Get ready for cannabis tincture massages and tasting tours. And not just in California: Colorado and Washington, having already legalized adult use of cannabis, have obvious head starts in the tourism and regional cannabis heavies like Kentucky and Hawaii are sure to see Bud and Breakfasts before the decade is out. Just in case you don't think the tourism sector is aware of all this, here's what Jennifer Rudolph, spokesperson for Colorado Ski Country USA, a trade association that represents 21 Colorado resorts, told the Associated Press three days after that state legalized cannabis for adult social use, when asked if vaporizer-friendly suites were around the corner at Aspen and Vail: "There's a lot that remains to be seen," Rudolph said with a chuckle. "I guess you could say we're waiting for the smoke to clear."

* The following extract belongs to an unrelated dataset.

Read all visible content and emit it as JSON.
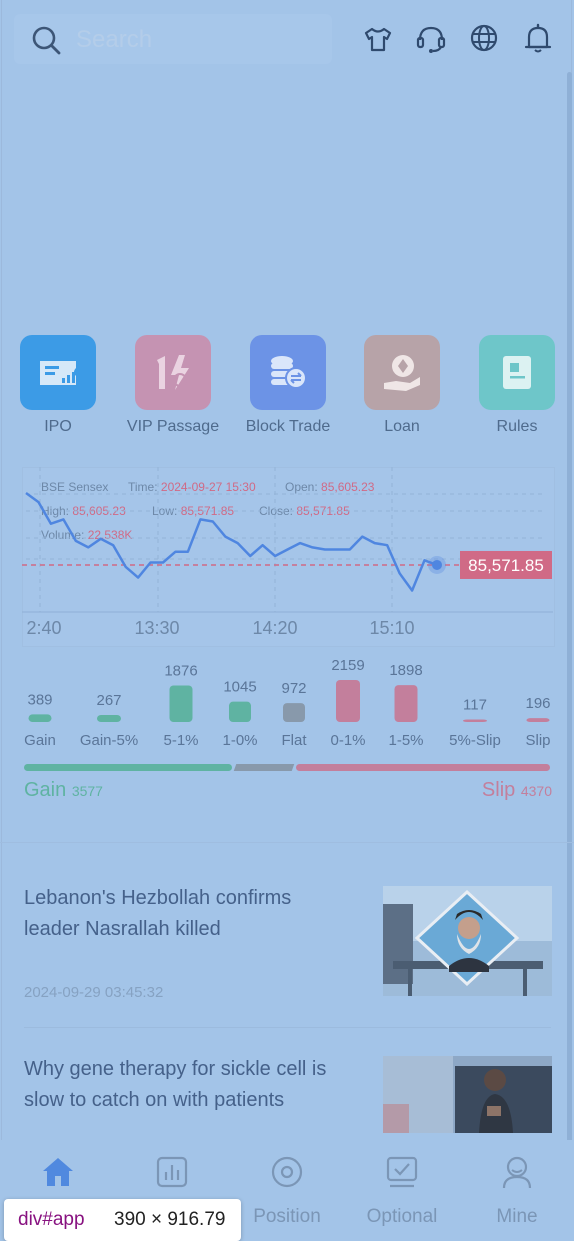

Danger, though, lurks in other places besides Big Tobacco and Alcohol for the small post-Drug War cannabis farmer. I learned this when a fellow who introduced himself to me as marketing vice president at a start-up biotech firm approached me after a live event I did in Silicon Valley and asked "whether cannabinoids like CBD can be synthesized in ingestible form." (CBD is a non-psychoactive component of the cannabis plant that in multiple mainstream studies -- including one from Israel last month -- is showing promising medical benefits ranging from health maintenance to pain relief to tumor reduction.)

I realized the answer to this fellow's question, if one is coming from a for-profit pharmaceutical mindset, was a lucrative one. "Lives are at stake, go for it, dude!" I told the would-be legal drug provider. "Always remembering sustainable principles and the fact that the research into the interplay of ninety cannabinoids is very young."

As his face clouded and I could see him wondering how to figure that into an SEC, let alone an FDA filing, I added, "And of course no one should ever be kept from access to the whole plant if that's their choice."

In other words, instead of joints at the corner store, some folks who only know the pop-a-pill model of health care are susceptible to peddlers of concentrated non-organic versions of cannabis if their use is explicitly medical or for health maintenance.

When I first met Mark at the Willits Food Bank, he scoffed at the idea of cannabis farmers organizing and branding themselves with an "Emerald Certified" label in preparation for the time when their flowers are as legal as celery. But when I ran into him a few months later, he asked me for the EGA's website (emeraldgrowers.org, by the way).

And this is the climate I find in Emerald Triangle communities these days: the veneer of resistance to hanging up the outlaw farmer hats is a thin one. The first few years of federal Drug Peace will be the best of times and worst of times for the independent cannabis farmer. Just as the end of alcohol Prohibition put bootleggers out of business, the question of who will snatch the cannabis market when the cartels are pulled out of the equation is ultimately up to America's 100-million cannabis consumers. In places like the Emerald Triangle, local communities are asking you to buy locally-produced, farmer-owned, sustainably-grown, uniformly tested flowers for your next Super Bowl dip.